Alexander-Arnold seems to have felt the identical. 4 years ago, aged 22, he decided to sign only a four-year cope with Liverpool slightly than committing for even longer. That was perhaps an indicator even then that he and people around him have at all times been planning to give you the option to maneuver free of charge at age 26.
More generally, not enough British footballers are willing to try their hand at playing abroad, living in one other culture, and testing themselves in a distinct context. That Harry Kane, Jude Bellingham and now Alexander-Arnold have done so lately is probably a sign that horizons are broadening amongst this generation of players.
Is the response to Alexander-Arnold’s move to Real Madrid fair?
Football fandom is an inherently irrational pursuit. What a set of supporters would deem perfectly reasonable behaviour from a player at one other club is so often deemed ludicrous and offensive when done by one among their very own.

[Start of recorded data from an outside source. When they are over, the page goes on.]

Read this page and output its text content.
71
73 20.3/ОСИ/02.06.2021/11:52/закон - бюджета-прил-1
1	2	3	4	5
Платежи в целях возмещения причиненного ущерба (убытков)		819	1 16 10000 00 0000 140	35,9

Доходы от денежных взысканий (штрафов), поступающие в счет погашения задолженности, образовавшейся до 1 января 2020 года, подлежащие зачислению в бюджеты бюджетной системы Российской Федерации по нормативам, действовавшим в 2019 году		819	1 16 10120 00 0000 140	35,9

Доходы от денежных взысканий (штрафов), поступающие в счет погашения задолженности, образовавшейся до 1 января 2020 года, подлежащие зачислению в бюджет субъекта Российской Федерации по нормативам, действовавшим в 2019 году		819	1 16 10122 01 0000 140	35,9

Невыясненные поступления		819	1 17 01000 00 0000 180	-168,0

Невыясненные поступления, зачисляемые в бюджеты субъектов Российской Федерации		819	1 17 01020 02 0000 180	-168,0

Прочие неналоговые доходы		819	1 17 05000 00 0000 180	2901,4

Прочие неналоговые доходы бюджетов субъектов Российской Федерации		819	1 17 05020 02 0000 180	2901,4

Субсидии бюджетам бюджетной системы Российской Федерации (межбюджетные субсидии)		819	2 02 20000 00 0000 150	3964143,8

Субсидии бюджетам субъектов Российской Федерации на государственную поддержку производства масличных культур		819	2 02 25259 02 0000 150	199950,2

That’s underscored by the incontrovertible fact that loads of the identical Liverpool supporters who’re criticising Alexander-Arnold for walking out on the club he has supported since infancy now were imploring Real Sociedad midfielder Martin Zubimendi to do the exact same a 12 months ago when the Reds were attempting to buy him.
It could be juvenile and immature, but additionally it is the reality – football fans want all the things their very own way on a regular basis. They aren’t overly concerned by logic and fairness. And in the event that they don’t get what they need they’re liable to reply with outlandish, melodramatic rhetoric, turning on those they once extolled as gods amongst men and kicking them to the kerb.
Alexander-Arnold is much from the primary footballer to maneuver on knowing the incredulous response the choice will bring about. By the top of his profession, only he’ll know if he still believes it was the suitable thing to do.